I have a cluster running on GKE. I created 2 separated node pools. My first node pool (let's call it main-pool
) scales from 1 to 10 nodes. The second one (let's call it db-pool
) scales from 0 to 10 nodes. The db-pool
nodes have specific needs as I have to dynamically create some pretty big databases, requesting a lot of memory, while the main-pool
is for "light" workers. I used node selectors for my workers to be created on the right nodes and everything works fine.
The problem I have is that the db-pool
nodes, because they request a lot of memory, are way more expensive and I want them to scale down to 0 when no database is running. It was working fine until I added the node selectors (I am not 100% sure but it seems to be when it happened), but now it will not scale down to less than 1 node. I believe it is because some kube-system pods are running on this node:
NAME READY STATUS RESTARTS AGE IP NODE NOMINATED NODE
heapster-v1.6.0-beta.1-6c9dfdb9f5-2htn7 3/3 Running 0 39m 10.56.18.22 gke-padawan-cluster-ipf-db-pool-bb2827a7-99pm <none>
metrics-server-v0.3.1-5b4d6d8d98-7h659 2/2 Running 0 39m 10.56.18.21 gke-padawan-cluster-ipf-db-pool-bb2827a7-99pm <none>
fluentd-gcp-v3.2.0-jmlcv 2/2 Running 0 1h 10.132.15.241 gke-padawan-cluster-ipf-db-pool-bb2827a7-99pm <none>
kube-proxy-gke-padawan-cluster-ipf-db-pool-bb2827a7-99pm 1/1 Running 0 1h 10.132.15.241 gke-padawan-cluster-ipf-db-pool-bb2827a7-99pm <none>
prometheus-to-sd-stfz4 1/1 Running 0 1h 10.132.15.241 gke-padawan-cluster-ipf-db-pool-bb2827a7-99pm <none>
Is there any way to prevent it from happening?

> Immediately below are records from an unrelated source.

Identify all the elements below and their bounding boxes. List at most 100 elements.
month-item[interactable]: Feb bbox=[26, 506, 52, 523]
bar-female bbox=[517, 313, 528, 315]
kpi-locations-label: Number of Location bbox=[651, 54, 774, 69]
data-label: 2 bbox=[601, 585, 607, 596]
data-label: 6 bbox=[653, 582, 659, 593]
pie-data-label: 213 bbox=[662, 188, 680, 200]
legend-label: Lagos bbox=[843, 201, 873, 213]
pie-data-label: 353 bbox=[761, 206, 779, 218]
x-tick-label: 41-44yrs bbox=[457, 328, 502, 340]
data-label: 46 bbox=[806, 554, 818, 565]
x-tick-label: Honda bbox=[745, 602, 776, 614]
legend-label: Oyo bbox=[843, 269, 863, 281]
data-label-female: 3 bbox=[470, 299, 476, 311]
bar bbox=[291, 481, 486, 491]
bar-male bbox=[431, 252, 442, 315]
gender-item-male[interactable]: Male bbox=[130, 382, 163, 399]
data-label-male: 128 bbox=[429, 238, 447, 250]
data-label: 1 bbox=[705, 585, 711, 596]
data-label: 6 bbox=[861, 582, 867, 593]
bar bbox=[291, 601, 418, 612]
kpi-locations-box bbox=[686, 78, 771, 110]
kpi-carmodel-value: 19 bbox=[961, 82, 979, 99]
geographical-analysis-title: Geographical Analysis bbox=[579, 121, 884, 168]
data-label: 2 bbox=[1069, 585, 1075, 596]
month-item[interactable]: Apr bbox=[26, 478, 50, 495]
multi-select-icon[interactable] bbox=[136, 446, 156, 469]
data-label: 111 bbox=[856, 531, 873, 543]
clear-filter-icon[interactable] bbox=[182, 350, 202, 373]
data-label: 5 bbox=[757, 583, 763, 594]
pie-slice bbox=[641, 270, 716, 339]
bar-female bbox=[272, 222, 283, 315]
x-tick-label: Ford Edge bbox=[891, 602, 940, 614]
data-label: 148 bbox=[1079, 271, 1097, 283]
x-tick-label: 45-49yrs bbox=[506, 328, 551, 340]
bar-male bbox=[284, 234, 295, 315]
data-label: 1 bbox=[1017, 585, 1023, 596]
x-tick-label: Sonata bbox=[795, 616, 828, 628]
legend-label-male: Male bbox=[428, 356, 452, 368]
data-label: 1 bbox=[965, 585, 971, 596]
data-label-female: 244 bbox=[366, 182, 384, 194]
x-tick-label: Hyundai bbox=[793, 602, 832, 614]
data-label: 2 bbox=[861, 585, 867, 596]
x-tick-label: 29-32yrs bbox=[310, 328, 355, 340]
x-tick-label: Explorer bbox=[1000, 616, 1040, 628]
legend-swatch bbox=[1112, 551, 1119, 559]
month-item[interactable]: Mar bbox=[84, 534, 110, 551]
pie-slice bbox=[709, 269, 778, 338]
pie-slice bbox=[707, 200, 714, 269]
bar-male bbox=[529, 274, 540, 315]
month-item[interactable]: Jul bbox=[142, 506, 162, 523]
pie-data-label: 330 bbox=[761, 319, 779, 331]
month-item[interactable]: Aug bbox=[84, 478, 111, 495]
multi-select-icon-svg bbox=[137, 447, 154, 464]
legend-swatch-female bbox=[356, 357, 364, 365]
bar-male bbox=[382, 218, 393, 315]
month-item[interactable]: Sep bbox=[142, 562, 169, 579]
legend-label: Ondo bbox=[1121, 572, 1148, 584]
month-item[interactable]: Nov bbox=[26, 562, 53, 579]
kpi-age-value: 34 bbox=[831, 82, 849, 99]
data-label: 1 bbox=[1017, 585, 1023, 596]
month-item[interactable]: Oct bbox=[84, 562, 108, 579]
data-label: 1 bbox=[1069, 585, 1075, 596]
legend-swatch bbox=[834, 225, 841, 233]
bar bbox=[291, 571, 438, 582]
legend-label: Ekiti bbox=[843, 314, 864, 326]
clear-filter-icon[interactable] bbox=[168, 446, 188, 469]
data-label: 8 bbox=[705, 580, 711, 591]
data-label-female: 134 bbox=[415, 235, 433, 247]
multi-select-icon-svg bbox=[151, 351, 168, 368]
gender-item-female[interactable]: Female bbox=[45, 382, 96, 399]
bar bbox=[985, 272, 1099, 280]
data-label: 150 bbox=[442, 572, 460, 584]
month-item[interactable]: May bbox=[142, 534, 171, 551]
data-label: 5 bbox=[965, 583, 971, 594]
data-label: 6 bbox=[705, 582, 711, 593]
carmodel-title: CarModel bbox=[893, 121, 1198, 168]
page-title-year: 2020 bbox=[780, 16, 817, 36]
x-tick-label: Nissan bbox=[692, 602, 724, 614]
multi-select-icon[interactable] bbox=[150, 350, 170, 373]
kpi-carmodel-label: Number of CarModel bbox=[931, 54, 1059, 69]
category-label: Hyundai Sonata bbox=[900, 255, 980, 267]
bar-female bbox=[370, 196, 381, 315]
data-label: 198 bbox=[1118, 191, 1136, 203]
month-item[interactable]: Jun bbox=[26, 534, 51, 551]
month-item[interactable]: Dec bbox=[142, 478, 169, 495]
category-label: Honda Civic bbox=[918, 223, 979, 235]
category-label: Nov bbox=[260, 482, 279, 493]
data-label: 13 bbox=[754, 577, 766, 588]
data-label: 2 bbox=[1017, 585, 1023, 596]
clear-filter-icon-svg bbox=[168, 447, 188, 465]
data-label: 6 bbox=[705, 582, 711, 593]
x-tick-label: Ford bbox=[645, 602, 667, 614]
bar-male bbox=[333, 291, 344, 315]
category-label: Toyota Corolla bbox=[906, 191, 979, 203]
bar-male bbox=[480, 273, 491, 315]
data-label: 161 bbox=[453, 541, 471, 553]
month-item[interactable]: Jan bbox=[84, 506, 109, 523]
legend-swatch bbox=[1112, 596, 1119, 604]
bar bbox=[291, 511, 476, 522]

System pods like Fluentd and (eventually kube-proxy) are daemonsets and are required on each node; these shouldn't stop scaling down though. Pods like Heapster and metrics-server are not required and those can block the node pool from scaling down to 0.
The best way to stop these non-node critical system pods from scheduling on your expensive node pool is to use taints and tolerations. The taints will prevent pods from being scheduled to the nodes, you just need to make sure that the db pods do get scheduled on the larger node pool by setting tolerations along with the node selector.
You should configure the node taints when you create the node pool so that new nodes are created with the taint already in place. With proper taints and tolerations, your node pool should be able to scale down to 0 without issue.